My son, however, appears to have inherited his grandfather’s negotiating genius. He recently decided that he doesn’t wear nappies anymore. It is not actually that surprising – the kid was toilet trained before his father’s motorcycle accident, and only regressed because of the traumatic fucking trauma that hit our family. Clearly, he’s feeling more confident again, and it’s time to return to being a big boy. So – no more nappies. “I use the potty now.” Apparently we’re not such a big boy that we’ll agree to use the toilet – even though we used to, Tristan. Which is, of course, fantastic. Glad he’s feeling secure again and all that.
But then came the negotiation. This one was aimed at Nanna, because he knows how to pick his target. “Nanna … if I do my wees on the potty, can I have a quad bike?”

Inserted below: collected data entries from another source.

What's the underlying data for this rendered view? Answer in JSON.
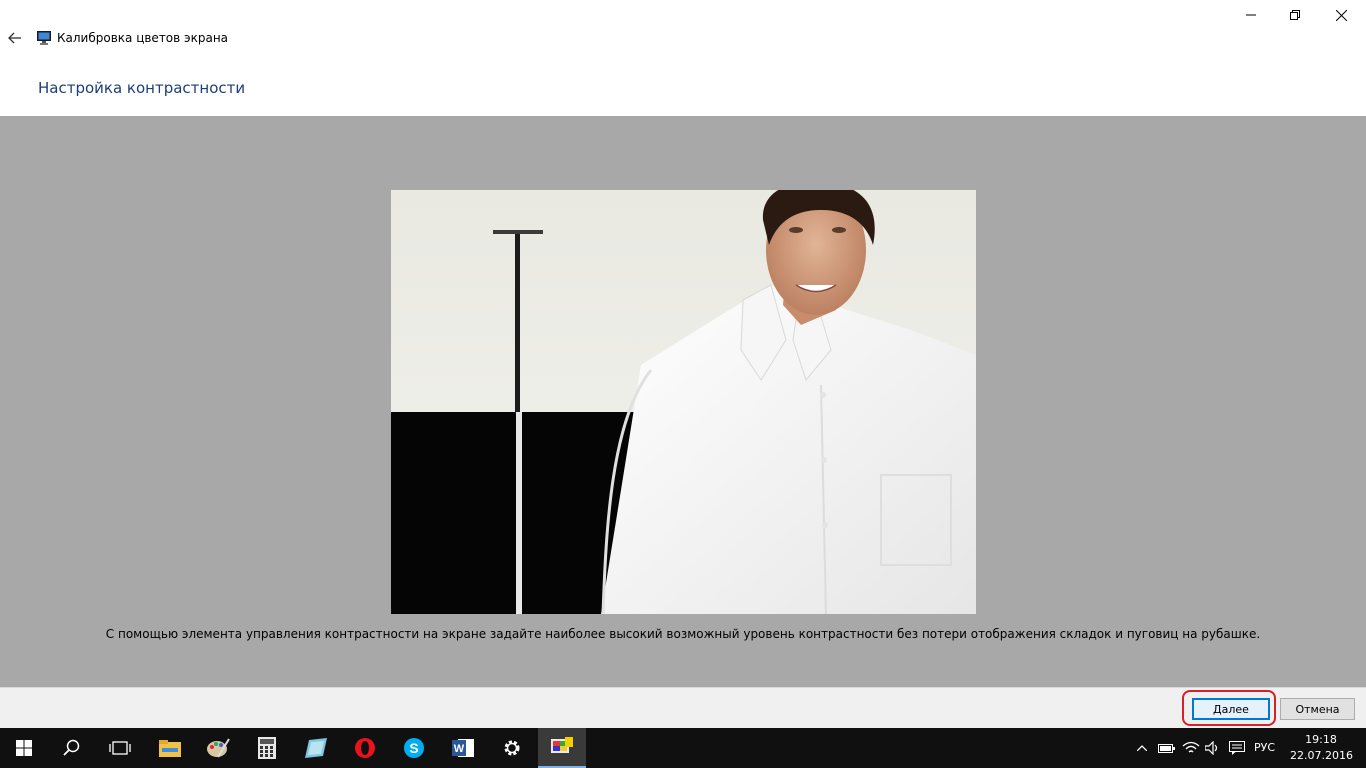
{
  "window": {
    "app_title": "Калибровка цветов экрана",
    "page_title": "Настройка контрастности"
  },
  "content": {
    "instruction": "С помощью элемента управления контрастности на экране задайте наиболее высокий возможный уровень контрастности без потери отображения складок и пуговиц на рубашке."
  },
  "footer": {
    "next_label": "Далее",
    "cancel_label": "Отмена"
  },
  "taskbar": {
    "items": [
      "start-icon",
      "search-icon",
      "task-view-icon",
      "file-explorer-icon",
      "paint-icon",
      "calculator-icon",
      "notes-icon",
      "opera-icon",
      "skype-icon",
      "word-icon",
      "settings-icon",
      "color-calibration-icon"
    ],
    "language": "РУС",
    "time": "19:18",
    "date": "22.07.2016"
  },
  "colors": {
    "title_blue": "#1e3d78",
    "content_gray": "#a8a8a8",
    "highlight_red": "#d6202a",
    "accent": "#0078d7"
  }
}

Nanna rings me, all proud and stuff, and says “He’s doing really well…. And he never asks for much. What do you think?”
And I say “Are you kidding me? It’s been one day. No, he can’t have a quad bike for wearing his undies for a day.”
But Tristan kept asking. Basically every time he used the potty, he would say “Can I have my quad bike now?” or “Nanna’s going to buy me a quad bike.” Very confident. It’s unbelievable.
Anyway, I decided to play the negotiation game. Keep in mind, I am dealing with a genius here. I need to play it very carefully … I could end up paying two grand for the shitbox car, if I’m not clever. So I said “Okay, Tristan, I will make a deal with you. You can have your quad bike – ” (since Nanna’s going to buy it anyway – she’s such a sucker) – “But not yet. You need to show me more than a few wees in the potty. You need to perfect this thing. You need to do all of it – pants off, wiping up after, washing your hands, clothes back on – all of it. For several weeks. And then I will let you have your bike.”
All Tristan heard was “You can have your quad bike.” Because men hear what they like to hear. He is very excited. He keeps telling people about it. To his credit, he is still going without nappies and doing quite well … but as I said, he’s learned all this before. I suspect I am still getting the raw deal here. He’s just tricked us into buying him a massive gift in return for doing something he already knows how to do.
I don’t know whether to be proud or scared. Or ashamed of myself for getting involved. The kid isn’t even three yet. He’s either going to become a lawyer, or a used car salesman. Either way, I better brush up on my own negotiating skills. He’s going to outclass me soon.